Сорокин шел по улице, ведущей к управлению гестапо, не вызывая у прохожих интереса. Невзрачный на вид, он ничем не обращал на себя внимания. Но Паша к нему присмотрелась. Лицо этого чуть сутулого человека ей показалось знакомым, однако она не могла сразу вспомнить, где его видела.
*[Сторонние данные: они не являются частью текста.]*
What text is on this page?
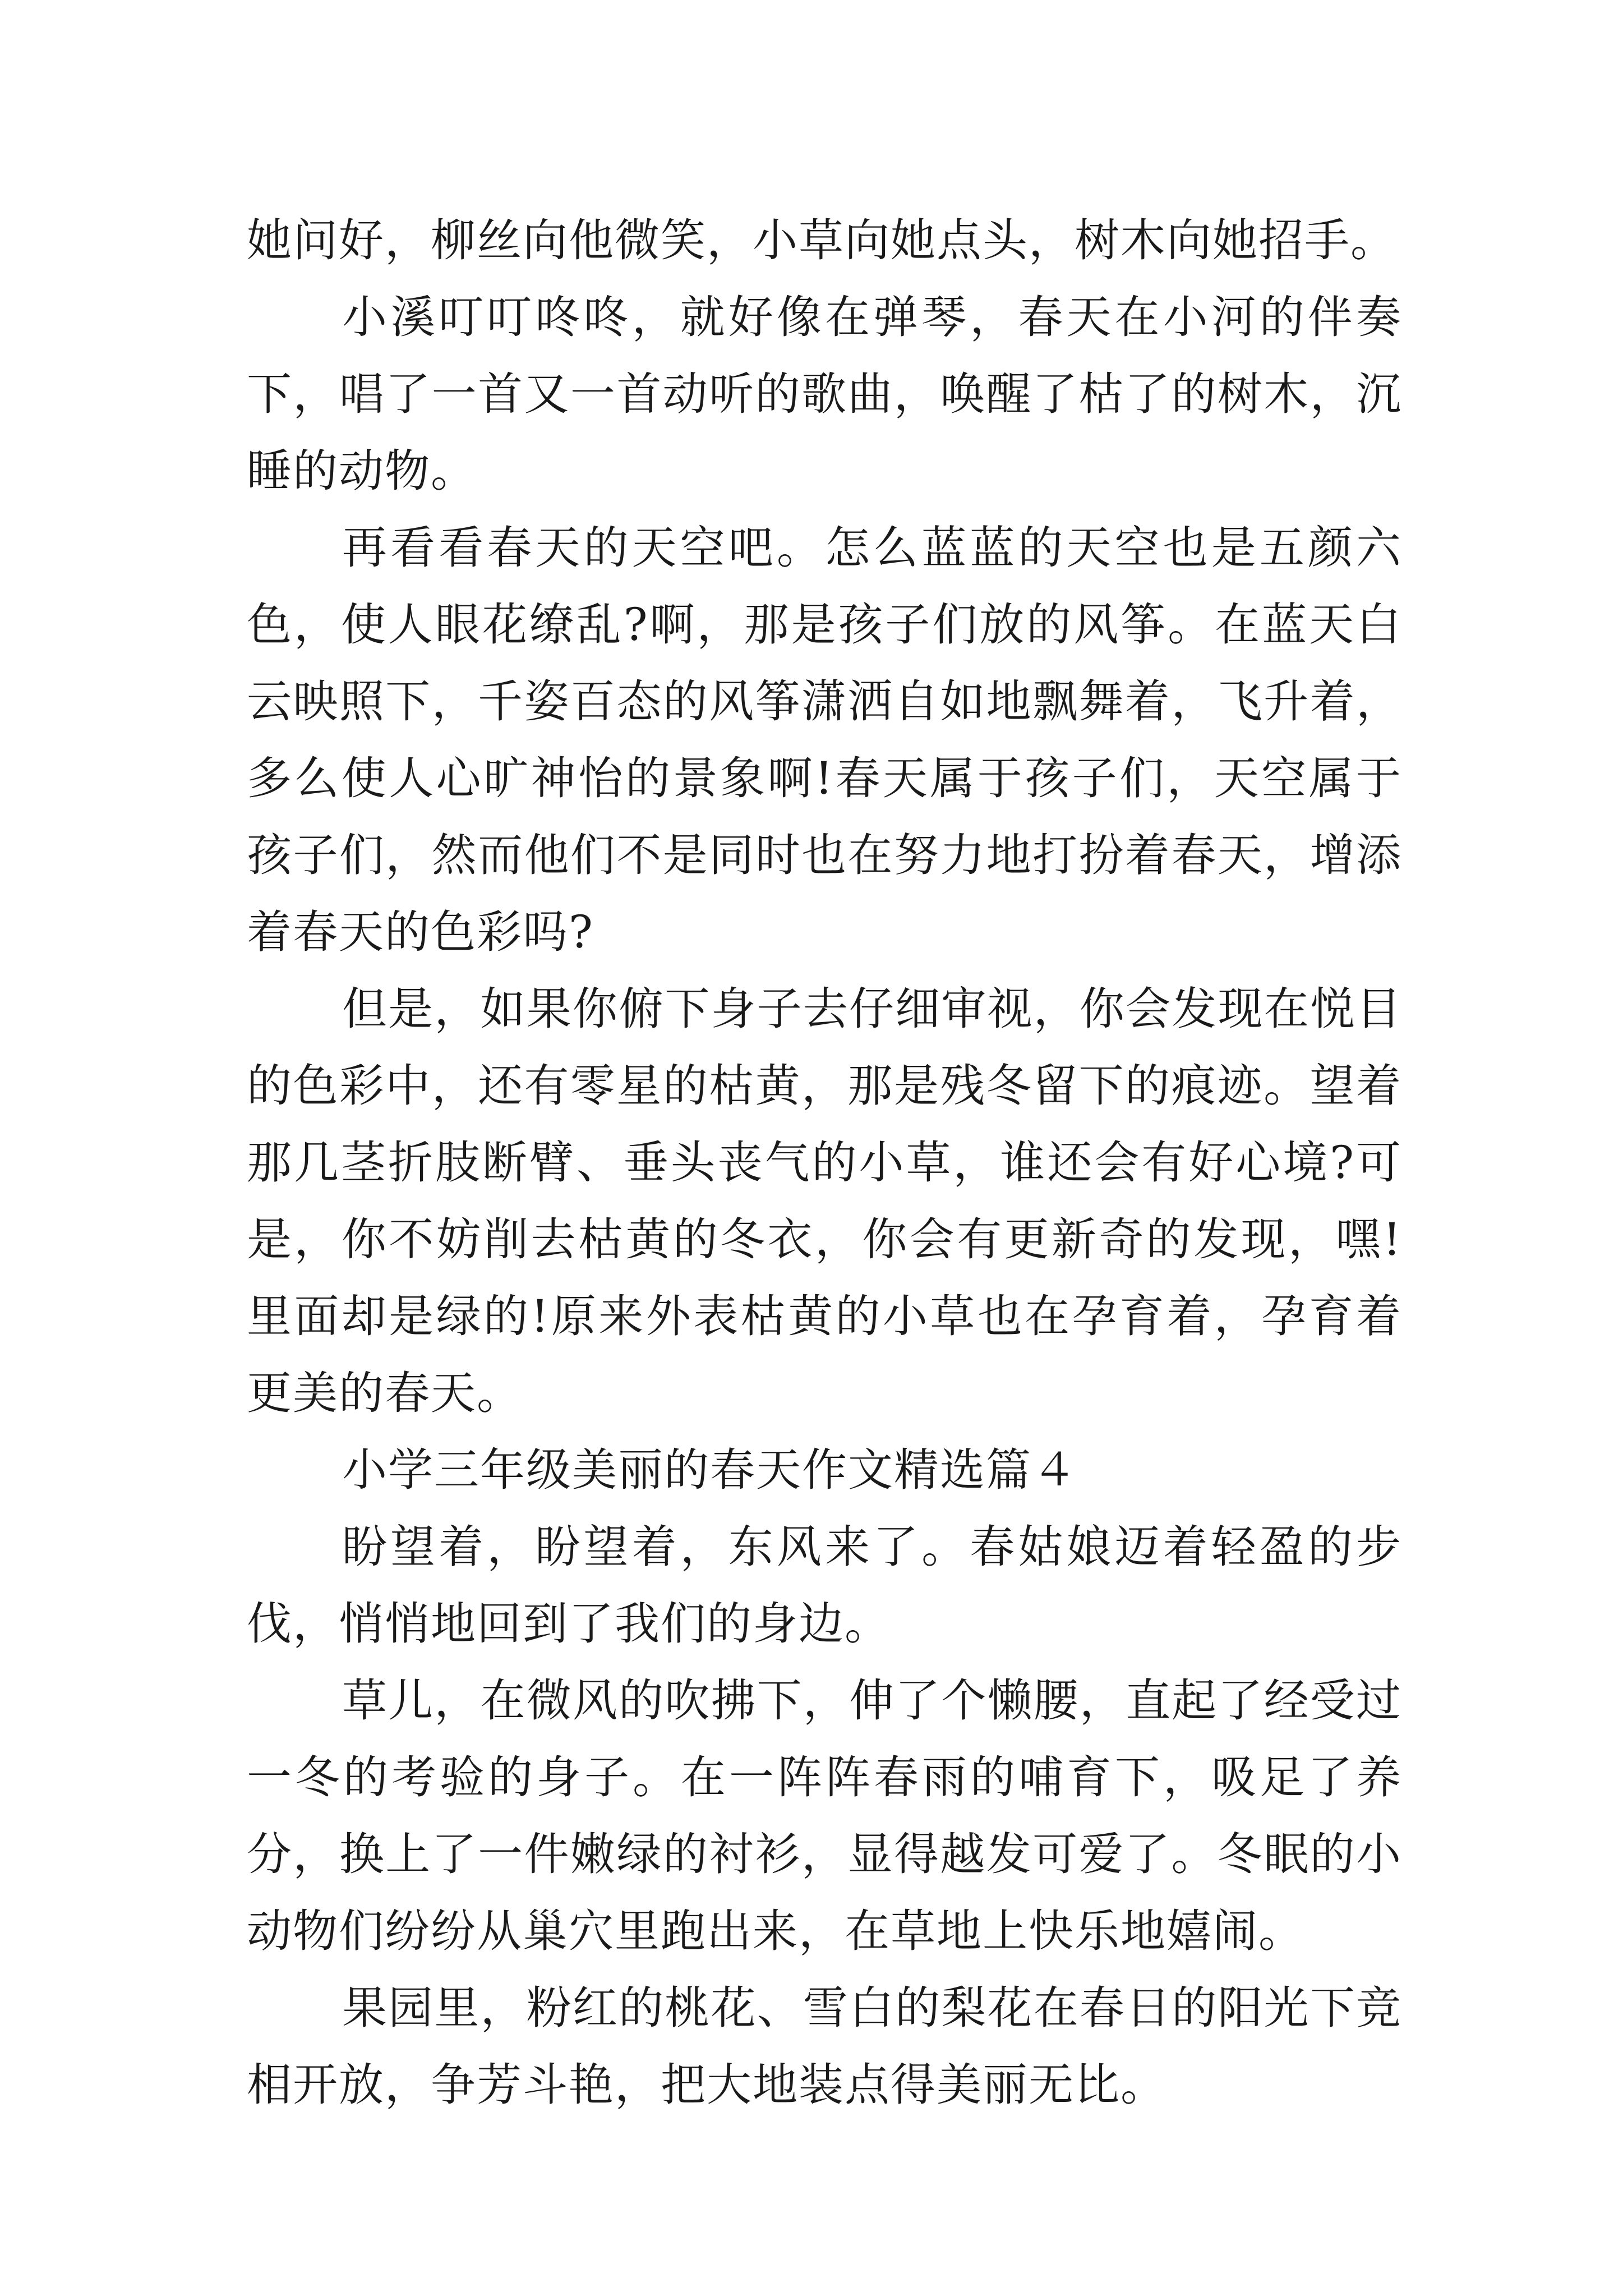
她问好，柳丝向他微笑，小草向她点头，树木向她招手。

小溪叮叮咚咚，就好像在弹琴，春天在小河的伴奏下，唱了一首又一首动听的歌曲，唤醒了枯了的树木，沉睡的动物。

再看看春天的天空吧。怎么蓝蓝的天空也是五颜六色，使人眼花缭乱?啊，那是孩子们放的风筝。在蓝天白云映照下，千姿百态的风筝潇洒自如地飘舞着，飞升着，多么使人心旷神怡的景象啊!春天属于孩子们，天空属于孩子们，然而他们不是同时也在努力地打扮着春天，增添着春天的色彩吗?

但是，如果你俯下身子去仔细审视，你会发现在悦目的色彩中，还有零星的枯黄，那是残冬留下的痕迹。望着那几茎折肢断臂、垂头丧气的小草，谁还会有好心境?可是，你不妨削去枯黄的冬衣，你会有更新奇的发现，嘿!里面却是绿的!原来外表枯黄的小草也在孕育着，孕育着更美的春天。

小学三年级美丽的春天作文精选篇４

盼望着，盼望着，东风来了。春姑娘迈着轻盈的步伐，悄悄地回到了我们的身边。

草儿，在微风的吹拂下，伸了个懒腰，直起了经受过一冬的考验的身子。在一阵阵春雨的哺育下，吸足了养分，换上了一件嫩绿的衬衫，显得越发可爱了。冬眠的小动物们纷纷从巢穴里跑出来，在草地上快乐地嬉闹。

果园里，粉红的桃花、雪白的梨花在春日的阳光下竞相开放，争芳斗艳，把大地装点得美丽无比。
Прошла еще несколько шагов и аж руками всплеснула: «С дровосеками!». Да, они ей рассказывали, какой замкнутый сибиряк с ними работает. А потом она его видела с ними после работы. Да, да, он самый! Паша обратила внимание на то, как Сорокин задержался возле входа в здание гестапо. Вот он снял фуражку, украдкой перекрестился и нырнул в помещение. Так вот он какой! К лицу Паши прилила кровь. Ей хотелось подбежать схватить его за рукав, оттянуть от зловещего здания. Но Сорокин скрылся.